Skeletal muscle metabolism during exercise under ischemic conditions in congestive heart failure. Evidence for abnormalities unrelated to blood flow.

Previous studies with 31P nuclear magnetic resonance have demonstrated that patients with chronic congestive heart failure often exhibit increased glycolytic metabolism and impaired oxidative phosphorylation in exercising skeletal muscle, but the mechanism for these changes remains unresolved. This study was conducted to determine whether these abnormalities result from impaired blood flow or oxygen delivery. Nine patients with mild-to-moderate congestive heart failure and nine age- and size-matched, healthy control volunteers were studied during repetitive submaximal finger flexion exercise under aerobic and ischemic conditions. Skeletal muscle metabolism was assessed by 31P nuclear magnetic resonance of the flexor digitorum superficialis muscle. During steady-state aerobic exercise at 33% of each subject's predetermined maximum workload, the patients with congestive heart failure exhibited significantly lower pH values (6.65 +/- 0.22 vs. 6.97 +/- 0.09, p less than 0.002) and phosphocreatine concentrations, expressed as [phosphocreatine]/([phosphocreatine] + [inorganic phosphate]) (0.59 +/- 0.14 vs. 0.79 +/- 0.08, p less than 0.002). Similar differences were also present throughout ischemic exercise at the same workload.

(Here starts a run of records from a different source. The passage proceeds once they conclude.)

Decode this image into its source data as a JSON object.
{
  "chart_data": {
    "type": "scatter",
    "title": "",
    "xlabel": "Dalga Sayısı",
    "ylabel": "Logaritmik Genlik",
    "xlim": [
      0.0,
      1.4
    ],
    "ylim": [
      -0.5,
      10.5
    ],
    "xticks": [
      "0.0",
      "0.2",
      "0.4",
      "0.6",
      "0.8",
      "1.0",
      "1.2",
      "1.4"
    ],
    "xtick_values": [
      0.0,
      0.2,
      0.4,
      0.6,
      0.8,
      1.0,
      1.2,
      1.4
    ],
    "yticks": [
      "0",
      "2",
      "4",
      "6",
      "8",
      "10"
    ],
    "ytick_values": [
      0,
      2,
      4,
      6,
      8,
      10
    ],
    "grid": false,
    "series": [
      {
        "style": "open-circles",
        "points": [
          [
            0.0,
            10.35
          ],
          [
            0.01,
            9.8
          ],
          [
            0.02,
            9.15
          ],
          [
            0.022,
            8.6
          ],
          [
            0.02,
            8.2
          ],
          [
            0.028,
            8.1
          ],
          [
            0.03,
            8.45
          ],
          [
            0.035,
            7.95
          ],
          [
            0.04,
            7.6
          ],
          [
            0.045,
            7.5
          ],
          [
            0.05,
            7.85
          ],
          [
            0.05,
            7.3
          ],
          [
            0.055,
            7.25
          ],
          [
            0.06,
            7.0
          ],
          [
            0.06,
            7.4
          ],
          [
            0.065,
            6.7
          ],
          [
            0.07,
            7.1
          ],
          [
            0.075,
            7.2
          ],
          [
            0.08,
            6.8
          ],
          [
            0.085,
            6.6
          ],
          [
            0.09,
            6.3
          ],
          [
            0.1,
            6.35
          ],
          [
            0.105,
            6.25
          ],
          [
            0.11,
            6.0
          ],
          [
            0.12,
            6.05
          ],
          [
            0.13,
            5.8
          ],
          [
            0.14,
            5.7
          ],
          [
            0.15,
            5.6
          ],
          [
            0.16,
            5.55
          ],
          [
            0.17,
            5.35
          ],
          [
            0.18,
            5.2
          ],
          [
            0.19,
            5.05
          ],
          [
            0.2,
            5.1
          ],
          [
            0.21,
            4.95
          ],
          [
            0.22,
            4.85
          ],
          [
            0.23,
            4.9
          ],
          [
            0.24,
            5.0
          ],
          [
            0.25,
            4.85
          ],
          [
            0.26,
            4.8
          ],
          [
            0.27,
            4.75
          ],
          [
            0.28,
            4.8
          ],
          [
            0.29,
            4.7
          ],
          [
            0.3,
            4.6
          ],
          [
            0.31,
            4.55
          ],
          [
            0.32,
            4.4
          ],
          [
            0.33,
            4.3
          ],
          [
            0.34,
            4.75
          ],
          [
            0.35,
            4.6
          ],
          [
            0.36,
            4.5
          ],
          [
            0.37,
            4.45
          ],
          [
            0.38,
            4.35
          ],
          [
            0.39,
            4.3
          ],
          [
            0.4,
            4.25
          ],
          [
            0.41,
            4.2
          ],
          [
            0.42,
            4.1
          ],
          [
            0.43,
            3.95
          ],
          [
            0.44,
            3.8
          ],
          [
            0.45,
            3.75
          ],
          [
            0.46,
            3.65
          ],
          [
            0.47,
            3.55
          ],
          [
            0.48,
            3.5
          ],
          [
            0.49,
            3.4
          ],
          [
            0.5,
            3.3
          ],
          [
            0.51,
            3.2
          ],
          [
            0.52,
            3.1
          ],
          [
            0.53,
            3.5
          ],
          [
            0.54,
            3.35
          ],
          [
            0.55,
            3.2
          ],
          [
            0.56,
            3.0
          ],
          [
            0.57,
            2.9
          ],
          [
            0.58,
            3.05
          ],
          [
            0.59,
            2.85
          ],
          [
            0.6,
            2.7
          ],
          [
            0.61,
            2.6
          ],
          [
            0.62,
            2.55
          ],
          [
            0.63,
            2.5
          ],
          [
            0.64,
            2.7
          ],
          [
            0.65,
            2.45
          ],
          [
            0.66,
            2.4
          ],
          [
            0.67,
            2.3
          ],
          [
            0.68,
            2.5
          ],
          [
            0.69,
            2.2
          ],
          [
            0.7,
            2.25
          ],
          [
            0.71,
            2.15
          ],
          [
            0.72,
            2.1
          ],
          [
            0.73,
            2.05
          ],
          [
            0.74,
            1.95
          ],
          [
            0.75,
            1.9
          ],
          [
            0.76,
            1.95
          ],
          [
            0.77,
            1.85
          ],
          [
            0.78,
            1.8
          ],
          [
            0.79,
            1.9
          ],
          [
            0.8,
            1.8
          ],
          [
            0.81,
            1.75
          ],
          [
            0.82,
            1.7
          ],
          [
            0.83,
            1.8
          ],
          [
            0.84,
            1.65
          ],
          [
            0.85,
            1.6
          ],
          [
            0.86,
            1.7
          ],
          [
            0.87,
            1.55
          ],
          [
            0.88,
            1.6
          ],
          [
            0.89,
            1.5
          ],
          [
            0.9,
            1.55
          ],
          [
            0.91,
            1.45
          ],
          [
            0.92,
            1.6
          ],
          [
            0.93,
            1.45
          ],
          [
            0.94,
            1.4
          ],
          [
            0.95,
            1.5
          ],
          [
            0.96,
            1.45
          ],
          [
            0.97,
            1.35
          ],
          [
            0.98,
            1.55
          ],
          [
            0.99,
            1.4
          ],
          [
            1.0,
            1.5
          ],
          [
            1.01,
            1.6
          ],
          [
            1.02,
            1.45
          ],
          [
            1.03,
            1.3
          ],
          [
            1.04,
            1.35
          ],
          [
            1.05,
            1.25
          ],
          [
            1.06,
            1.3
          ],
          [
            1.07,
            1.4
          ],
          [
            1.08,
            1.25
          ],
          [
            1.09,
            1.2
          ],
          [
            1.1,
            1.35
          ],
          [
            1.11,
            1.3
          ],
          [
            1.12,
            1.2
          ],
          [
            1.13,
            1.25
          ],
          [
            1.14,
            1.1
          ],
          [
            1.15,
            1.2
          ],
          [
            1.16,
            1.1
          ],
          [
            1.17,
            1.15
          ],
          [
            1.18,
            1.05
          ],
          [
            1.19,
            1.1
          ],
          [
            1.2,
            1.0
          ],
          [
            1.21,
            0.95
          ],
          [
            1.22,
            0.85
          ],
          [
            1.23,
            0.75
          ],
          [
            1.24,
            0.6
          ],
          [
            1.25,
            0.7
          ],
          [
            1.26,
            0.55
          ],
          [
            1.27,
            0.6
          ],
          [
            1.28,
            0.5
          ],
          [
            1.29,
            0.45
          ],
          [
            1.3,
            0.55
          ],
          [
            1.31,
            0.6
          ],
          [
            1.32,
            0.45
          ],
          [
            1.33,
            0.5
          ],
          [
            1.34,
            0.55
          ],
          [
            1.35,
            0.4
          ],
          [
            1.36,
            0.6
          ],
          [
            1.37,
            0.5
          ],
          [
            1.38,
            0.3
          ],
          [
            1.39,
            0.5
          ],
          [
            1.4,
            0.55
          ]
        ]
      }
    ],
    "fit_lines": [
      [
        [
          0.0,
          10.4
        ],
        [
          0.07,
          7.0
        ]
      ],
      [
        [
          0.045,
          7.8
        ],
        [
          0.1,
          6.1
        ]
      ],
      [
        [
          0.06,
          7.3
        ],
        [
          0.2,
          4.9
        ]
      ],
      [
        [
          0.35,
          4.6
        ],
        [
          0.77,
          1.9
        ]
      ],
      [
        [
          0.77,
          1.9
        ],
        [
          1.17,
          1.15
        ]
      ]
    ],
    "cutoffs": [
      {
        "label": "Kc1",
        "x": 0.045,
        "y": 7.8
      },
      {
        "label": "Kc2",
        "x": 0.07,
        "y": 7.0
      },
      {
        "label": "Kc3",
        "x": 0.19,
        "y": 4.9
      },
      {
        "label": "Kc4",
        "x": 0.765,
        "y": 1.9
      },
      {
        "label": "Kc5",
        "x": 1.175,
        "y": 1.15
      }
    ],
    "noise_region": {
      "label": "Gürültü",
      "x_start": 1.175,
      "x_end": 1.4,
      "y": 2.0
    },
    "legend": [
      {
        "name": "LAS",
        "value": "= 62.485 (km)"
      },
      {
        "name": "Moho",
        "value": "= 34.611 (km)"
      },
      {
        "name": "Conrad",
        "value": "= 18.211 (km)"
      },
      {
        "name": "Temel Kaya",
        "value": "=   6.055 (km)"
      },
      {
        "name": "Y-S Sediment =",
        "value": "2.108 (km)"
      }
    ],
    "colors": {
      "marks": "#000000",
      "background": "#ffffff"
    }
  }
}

Based upon these measurements, calculated lactate production and adenosine 5'-triphosphate consumption rates were significantly higher in the patients with congestive heart failure. These results indicate that in many patients with congestive heart failure exercising muscle exhibits increased glycolytic metabolism and appears to be metabolically less efficient in relation to external work performed. These changes cannot be explained by impaired blood flow or oxygen delivery alone.